It may even release more land to deflate prices, according to Donald Tsang, the city’s chief executive.

His warning comes just after Henderson Land Development revealed that it sold a duplex apartment for HK$439 million, a record price.

‘The relatively small number of residential units completed and the record prices attained in certain transactions this year have caused concern about the supply of flats, difficulty in purchasing a home, and the possibility of a property bubble,’ Tsang told the Legislative Council.
‘The government will closely monitor market changes in the coming months.

When necessary, we will fine-tune land supply arrangements with a view to quickening the pace of bringing readily available residential sites to the market,’ he said.

Demand for property has surged this year, particularly for luxury units, putting pressure on the government to free up more land, which it tightly controls.
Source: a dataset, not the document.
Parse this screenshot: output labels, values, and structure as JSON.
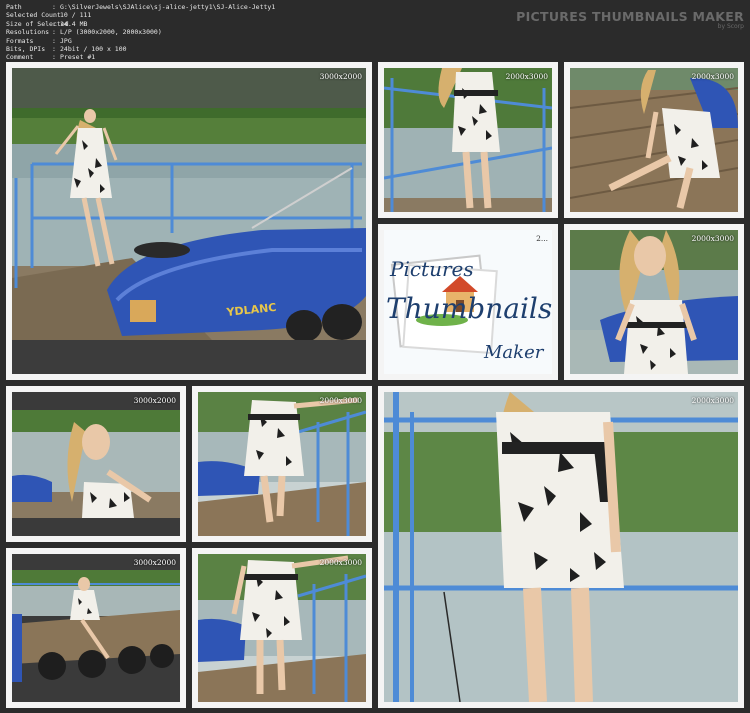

The government has not held any residential land sales for around 18 months.
Strong demand from wealthy mainland Chinese buyers, who account for around 11% of sales, is driving up prices according to Nomura. ‘Strong liquidity, low supply, strong external demand and aggressive mortgage lending are creating ideal conditions for another housing bubble in Hong Kong,’ said Nomura property analyst Paul Louie.

Last year, the fewest apartments were completed since at least 1972. Prices, especially for luxury homes, have rallied in 2009 on record-low interest rates and an influx of money from China.

The government is Hong Kong’s biggest provider of land and has altered supply to support or depress prices.
Tsang is probably also concerned that a luxury real estate boom could hike up prices in the affordable housing sector.

‘He’s more concerned whether mass-market housing prices would get pulled up by the momentum in the luxury market.

If that happens it will become a social issue,’ said Wong Leung-sing, an analyst with Centaline Property Agency.
Tsang also announced policy changes aimed at promoting the redevelopment of old industrial buildings, which have fallen into disuse as companies use cheaper factories in China instead.